To find the spin-only magnetic moment of the dipositive ion of manganese (Mn²⁺), we can follow these steps: ### Step 1: Determine the electronic configuration of manganese (Mn) Manganese has an atomic number of 25. Its ground state electronic configuration is: \[ \text{Mn: } [Ar] 3d^5 4s^2 \] ### Step 2: Determine the electronic configuration of Mn²⁺ When manganese loses two electrons to form Mn²⁺, the electrons are removed first from the 4s orbital, followed by the 3d orbital. Thus, the electronic configuration of Mn²⁺ is: \[ \text{Mn}^{2+}: [Ar] 3d^5 4s^0 \] ### Step 3: Identify the number of unpaired electrons In the 3d subshell, there are 5 electrons. According to Hund's rule, these electrons will occupy separate orbitals before pairing up.

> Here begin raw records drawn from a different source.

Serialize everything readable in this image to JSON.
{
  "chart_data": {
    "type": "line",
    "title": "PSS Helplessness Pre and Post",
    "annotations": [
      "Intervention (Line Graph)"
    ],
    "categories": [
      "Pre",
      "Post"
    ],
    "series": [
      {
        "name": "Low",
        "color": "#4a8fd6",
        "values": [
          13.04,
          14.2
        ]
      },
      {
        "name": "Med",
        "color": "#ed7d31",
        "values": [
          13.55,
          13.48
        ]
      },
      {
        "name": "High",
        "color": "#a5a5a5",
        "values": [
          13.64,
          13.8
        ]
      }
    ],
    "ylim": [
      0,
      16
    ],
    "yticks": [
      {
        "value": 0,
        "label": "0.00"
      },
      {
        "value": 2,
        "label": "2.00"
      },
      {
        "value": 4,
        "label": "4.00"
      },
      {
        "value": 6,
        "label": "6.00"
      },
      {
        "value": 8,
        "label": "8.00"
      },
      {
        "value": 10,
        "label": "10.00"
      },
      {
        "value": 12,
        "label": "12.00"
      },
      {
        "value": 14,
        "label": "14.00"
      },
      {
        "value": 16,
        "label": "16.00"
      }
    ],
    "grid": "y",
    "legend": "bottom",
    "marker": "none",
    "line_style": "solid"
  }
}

Therefore, all 5 electrons in the 3d subshell are unpaired: - 3d: ↑ ↑ ↑ ↑ ↑ (5 unpaired electrons) So, the number of unpaired electrons (n) in Mn²⁺ is: \[ n = 5 \] ### Step 4: Use the formula for spin-only magnetic moment The formula for calculating the spin-only magnetic moment (μ) is given by: \[ \mu = \sqrt{n(n + 2)} \] where n is the number of unpaired electrons. ### Step 5: Substitute the value of n into the formula Now substituting the value of n: \[ \mu = \sqrt{5(5 + 2)} \] \[ \mu = \sqrt{5 \times 7} \] \[ \mu = \sqrt{35} \] ### Step 6: Express the result in terms of Bohr magnetons The spin-only magnetic moment is expressed in units of Bohr magnetons (μB): \[ \mu = \sqrt{35} \, \text{Bohr magnetons} \] ### Final Answer The spin-only magnetic moment of the dipositive ion of manganese (Mn²⁺) is: \[ \sqrt{35} \, \text{Bohr magnetons} \] ---